In final design there is no concept of bundles, this allows validating consensus & ledger regardless of transaction order. Bundles or atomic transactions require ordering which doesn’t scale. I recommend to adjust the design, taking Amdahl’s law into account.

Btw, another remark about necessity of trinary hash: H(0) = 0. This allows to have arbitrary number of data txs with null essence within a bundle at 0 cost, because they can be skipped in bundle hash calculation. Even do signature validation in case bundle contains missing data txs, increasing degree of parallelism further and (in)validating subtangles earlier.

What are you talking about? You can not even verify the signatures if you don’t build the bundles first. And to build the bundles you have to sort the transactions of the bundle.

How is that different from atomic transactions apart from the fact that your “final design” wastes a lot of “space” for fields that are not even required in that part of the message and for “references” to your other parts of the message? It’s horribly inefficient and makes the process of buildings the bundles first unnecessary complex.

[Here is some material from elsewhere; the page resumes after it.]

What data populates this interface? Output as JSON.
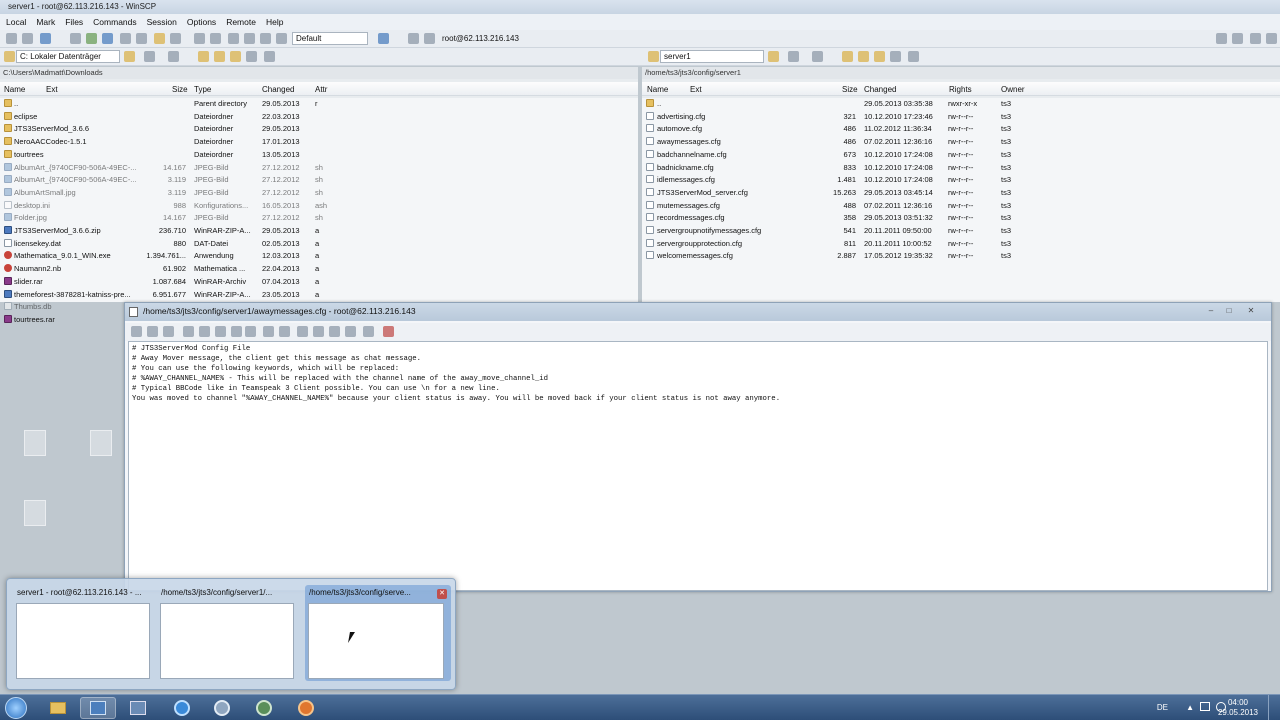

A Bundle consisting out of 10 transfers needs to be hashed at least 10 times using non-atomic transactions. And an atomic transaction needs to be hashed a single time. Who cares about a slightly more efficient way to calculate the bundle hash? 10+[something small] is still much bigger than 1.

You can not even verify the signatures if you don’t build the bundles first.

Sorry, by “consensus” maybe I wasn’t clear. In this segment I meant to validate attachment part and essence. One may check sigs too, if all txs that affect bundle hash are fetched. It’s trick with flags in transaction hash. I can explain details about flags, if you want.

I don’t understand your second question at all, please reword before we continue. I have an argument that final design is orders of magnitude more efficient, but I want this debate to be constructive, and avoid two parallel monologues.

@chrisd what do you mean with “final design”? do you have any description of it?

@samuel.rufinatscha It’s CfB’s final design, the one used by IcT. It’s called final because IoT devices can’t be updated after standardization and deployment in IoT.

Okey thanks @chrisd, good to know that you’re talking about CfB’s Ict transaction design.

You wrote:

In final design there is no concept of bundles

There is. By the time the Omega team was still up, Lukas and I had a discussion with him about bundles. CfB’s idea was that bundles could be built by swarms. To say there is no concept of bundles, is therefore not entirely correct.

Here is the Ict documentation, which describes also the bundle-transaction layout:
https://github.com/iotaledger/ict/blob/master/docs/ARCHITECTURE.md

I agree with this, perhaps I meant there are no bundles as defined in the protocol we use now. In fact we can theorize about bundle concept in our heads, code doesn’t need to care about it, only process transactions.

That’s not correct - flags for the bundle head and tail are encoded in the transaction hash. Bundles still exist. Otherwise you could not do value transfers.